I don’t think your car actually has a “radiator cap” per se. (and FYI, I don’t think you have a drain plug for it either) My job’s work van is the same way.

If you’re not replacing the lost water fast enough, I guess it’s possible that some air is getting into the system- then you add water on top of that and drive it around till it gets hot, the resulting pressure diff may cause it to boil over like that… just an idea.

What you are looking for is the pressure cap, whether it is located on the radiator or on an expansion tank (not the same as an overflow tank). I don’t know where it is on your car.

You might also have a head gasket failure.

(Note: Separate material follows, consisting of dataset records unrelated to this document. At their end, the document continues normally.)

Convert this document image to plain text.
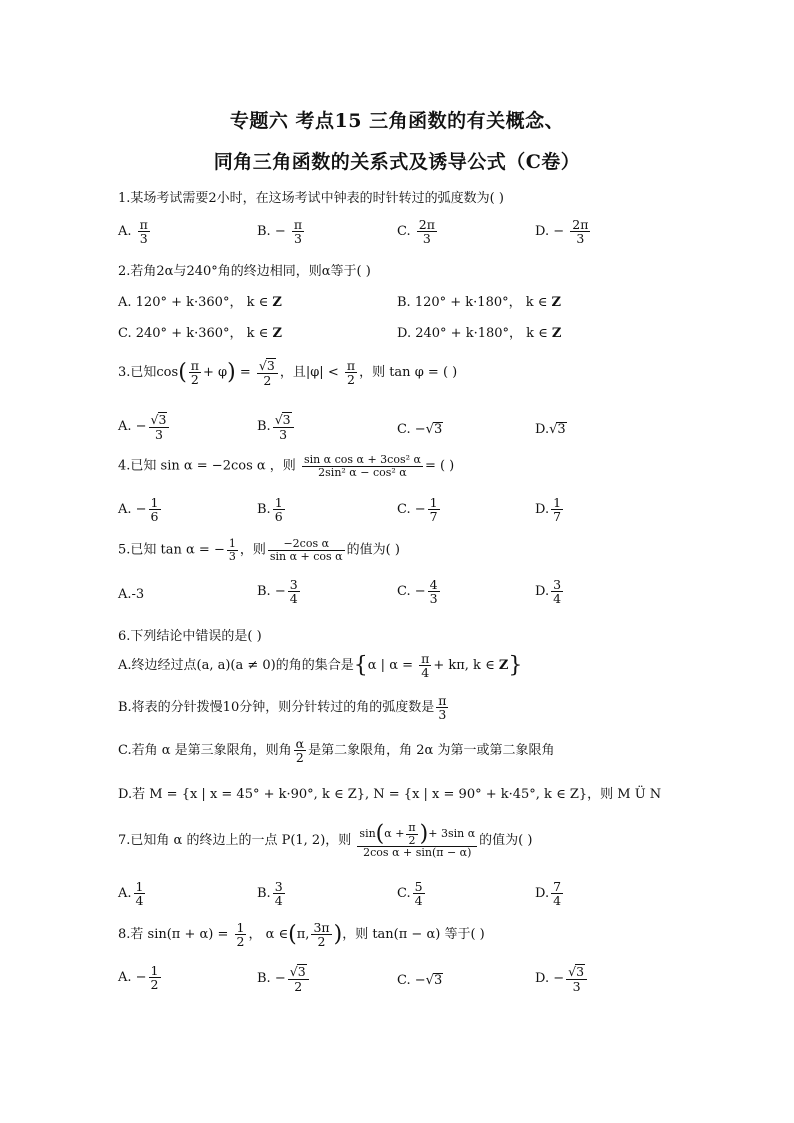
专题六 考点15 三角函数的有关概念、
同角三角函数的关系式及诱导公式（C卷）
1.某场考试需要2小时，在这场考试中钟表的时针转过的弧度数为( )
A. $\frac{\pi}{3}$	B. − $\frac{\pi}{3}$	C. $\frac{2\pi}{3}$	D. − $\frac{2\pi}{3}$
2.若角2α与240°角的终边相同，则α等于( )
A. 120° + k·360°， k ∈ Z	B. 120° + k·180°， k ∈ Z
C. 240° + k·360°， k ∈ Z	D. 240° + k·180°， k ∈ Z
3.已知$\cos( \frac{\pi}{2} + \varphi) = \frac{√3}{2}$ ，且$|\varphi| < \frac{\pi}{2}$ ，则 tan φ = ( )
A. − $\frac{√3}{3}$	B. $\frac{√3}{3}$	C. −√3	D.√3
4.已知 sin α = −2cos α ，则 $\frac{\text{sin α cos α + 3cos² α}}{\text{2sin² α − cos² α}}$ = ( )
A. − $\frac{1}{6}$	B. $\frac{1}{6}$	C. − $\frac{1}{7}$	D. $\frac{1}{7}$
5.已知 tan α = − $\frac{1}{3}$ ，则 $\frac{\text{−2cos α}}{\text{sin α + cos α}}$ 的值为( )
A.-3	B. − $\frac{3}{4}$	C. − $\frac{4}{3}$	D. $\frac{3}{4}$
6.下列结论中错误的是( )
A.终边经过点(a, a)(a ≠ 0)的角的集合是{α | $\alpha = \frac{\pi}{4} + k\pi$, k ∈ Z}
B.将表的分针拨慢10分钟，则分针转过的角的弧度数是 $\frac{\pi}{3}$
C.若角 α 是第三象限角，则角 $\frac{\alpha}{2}$ 是第二象限角，角 2α 为第一或第二象限角
D.若 M = {x | x = 45° + k·90°, k ∈ Z}, N = {x | x = 90° + k·45°, k ∈ Z}，则 M Ü N
7.已知角 α 的终边上的一点 P(1, 2)，则 $\frac{\sin(\alpha + \frac{\pi}{2} )+ 3\sin \alpha}{\text{2cos α + sin(π − α)}}$ 的值为( )
A. $\frac{1}{4}$	B. $\frac{3}{4}$	C. $\frac{5}{4}$	D. $\frac{7}{4}$
8.若 $\sin(\pi + \alpha) = \frac{1}{2}$ ， α ∈(π, $\frac{3\pi}{2}$ )，则 tan(π − α) 等于( )
A. − $\frac{1}{2}$	B. − $\frac{√3}{2}$	C. −√3	D. − $\frac{√3}{3}$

If you are actually using straight water in your radiator, rather than the required 50/50 mix of antifreeze and water, then your engine could be chronically running hot, and the water could actually be boiling away due to the high temperatures. Please clarify exactly what you have been putting into the cooling system!

I have been topping up with regular water but periodically putting in another gal. of antifreeze. I guess that I could flush and re-fill the system with a clean 50/50 mix. I’ll first replace the pressure cap at the fill tank.

How can a head gasket failure be diagnosed? If this is the problem, roughly how much $ is involved in replacing it? This is a job that I’m guessing I would not be competent to do. The last cars I owned that I enjoyed working on were my 55 Chevy Camio, 62 Chevy SuperSport (327), 64 Triumph TR-4 and my 64 Corvair 500. New cars? No way.